You know that one person in your life who's constantly harping on the importance of good posture? Unfortunately, the naggers might just be onto something. As it turns out, learning how your posture affects your mood will not only change the way you think about your body, but it also might turn you into one of those people you'd never want to be: the person who tells a friend that they might want to sit up a little straighter.
The truth is that your posture has a direct connection with your mind, and both can be affected by one another. This association is called "embodied cognition," and it essentially means that the relationship between your mind and your body runs both ways: Your body movements can affect your mood and overall mental well-being, and your moods can affect your body movements.
So if you're constantly trying to remember not to slouch while you're at work, you might find some motivation in thinking about how your posture can hurt or help your mood, because the truth is that your body language isn't just for other people. It's for yourself, too.
The way you stand, sit, or pose can have a massive impact on your confidence and level of positivity.
In the TED talk above, social psychologist Amy Cuddy talked about how your body language can not only communicate something about yourself to others (allowing them to make inferences and judgments of who you are), but it can also communicate to your brain how happy and content you are in any given scenario.
"We are also affected by our [own] non-verbals," Cuddy explained. Essentially, the more powerful or confident you feel, the more you tend to open up. Your chin is up, your shoulders are back, and you're actively taking up space wherever you are. Conversely, when you're feeling "small," insecure, or unhappy, you tend to want to become small, to take up as little space as possible, and so you hunch your shoulders and look down.
Here's an even freakier mind-body connection, as revealed by a 2003 study conducted at Ohio State University:
When you nod or shake your head during a conversation, this movement can affect your opinion of the other person, or even of the topic you're talking about, without you even realizing it.

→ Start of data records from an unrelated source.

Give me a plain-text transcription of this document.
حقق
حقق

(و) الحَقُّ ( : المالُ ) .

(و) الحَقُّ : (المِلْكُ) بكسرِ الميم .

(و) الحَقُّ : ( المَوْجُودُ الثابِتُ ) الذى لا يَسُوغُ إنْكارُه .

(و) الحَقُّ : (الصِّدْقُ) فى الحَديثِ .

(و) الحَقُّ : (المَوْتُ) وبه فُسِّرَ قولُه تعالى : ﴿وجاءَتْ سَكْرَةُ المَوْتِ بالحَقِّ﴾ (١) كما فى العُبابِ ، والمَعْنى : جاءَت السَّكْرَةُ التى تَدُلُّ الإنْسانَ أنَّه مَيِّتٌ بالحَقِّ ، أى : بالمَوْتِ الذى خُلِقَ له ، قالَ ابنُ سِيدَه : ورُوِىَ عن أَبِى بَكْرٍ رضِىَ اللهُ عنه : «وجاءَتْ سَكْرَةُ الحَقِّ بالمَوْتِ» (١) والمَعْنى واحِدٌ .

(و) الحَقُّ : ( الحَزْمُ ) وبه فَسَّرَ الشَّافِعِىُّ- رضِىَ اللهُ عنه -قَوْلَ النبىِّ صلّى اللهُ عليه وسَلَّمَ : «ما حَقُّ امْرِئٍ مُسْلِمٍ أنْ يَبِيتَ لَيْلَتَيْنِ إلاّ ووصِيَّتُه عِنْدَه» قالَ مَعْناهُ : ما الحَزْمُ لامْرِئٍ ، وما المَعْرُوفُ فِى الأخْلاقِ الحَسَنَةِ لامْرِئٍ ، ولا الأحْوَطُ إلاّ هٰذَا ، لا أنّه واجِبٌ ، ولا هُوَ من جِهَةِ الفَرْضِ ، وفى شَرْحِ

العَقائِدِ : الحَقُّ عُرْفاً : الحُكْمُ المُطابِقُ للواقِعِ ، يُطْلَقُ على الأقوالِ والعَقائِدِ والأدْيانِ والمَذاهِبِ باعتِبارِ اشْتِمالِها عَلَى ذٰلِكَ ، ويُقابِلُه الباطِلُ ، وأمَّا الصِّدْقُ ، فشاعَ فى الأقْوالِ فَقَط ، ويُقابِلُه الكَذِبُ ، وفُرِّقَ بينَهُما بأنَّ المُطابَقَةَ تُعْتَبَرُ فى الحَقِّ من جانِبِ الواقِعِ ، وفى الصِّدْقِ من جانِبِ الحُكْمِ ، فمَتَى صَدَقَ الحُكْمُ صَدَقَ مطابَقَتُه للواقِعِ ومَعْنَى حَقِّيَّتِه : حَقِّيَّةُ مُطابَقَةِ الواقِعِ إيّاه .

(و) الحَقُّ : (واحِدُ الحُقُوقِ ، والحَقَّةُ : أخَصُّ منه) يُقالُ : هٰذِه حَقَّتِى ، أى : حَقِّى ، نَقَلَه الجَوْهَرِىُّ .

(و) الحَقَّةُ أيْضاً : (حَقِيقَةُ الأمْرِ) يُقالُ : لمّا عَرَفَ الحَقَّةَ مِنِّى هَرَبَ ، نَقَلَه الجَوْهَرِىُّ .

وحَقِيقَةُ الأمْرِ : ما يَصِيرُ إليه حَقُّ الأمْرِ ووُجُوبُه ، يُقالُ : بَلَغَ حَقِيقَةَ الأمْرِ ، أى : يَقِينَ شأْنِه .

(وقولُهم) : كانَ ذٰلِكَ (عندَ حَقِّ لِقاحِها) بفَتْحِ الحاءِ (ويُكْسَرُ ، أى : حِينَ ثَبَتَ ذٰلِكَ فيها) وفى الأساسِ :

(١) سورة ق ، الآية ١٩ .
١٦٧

So when you're talking to someone and nodding your head for the sheer sake of being polite, you might just be affecting your own opinion on a topic without even being consciously aware of it, which is pretty scary when you think about it. Staying cognizant of your body is a crucial aspect of staying in touch with your own mental well-being and consciousness.
As Cuddy explained in her TED talk, your posture can literally affect your hormones, thus impacting your overall feelings of happiness or sadness.
If you have terrible posture (like me), or you're just plain unaware of it, don't panic. Changing your posture may sound overwhelming, or even impossible, but it doesn't have to be.
First, you can do small everyday things, like strike a power pose (essentially standing like a superhero, with your feet spread wide and your hands on your hips) before a big meeting, or make it a point to stretch throughout the day. Both of these things will help you reassess your own posture, although whether or not they actually work to make you happier all on their own is up for debate. It certainly doesn't hurt to try!
If you're a constant back-sloucher or you're always looking down, you can try some of these quick tips for improving posture, like sitting all the way back in your chair, strengthening your core, and checking yourself out in the mirror from time to time to make sure that your spine is elongated and your shoulders are relaxed.
Rest assured, better posture can definitely be learned over time, and your mind will thank you for putting in the effort in the long run.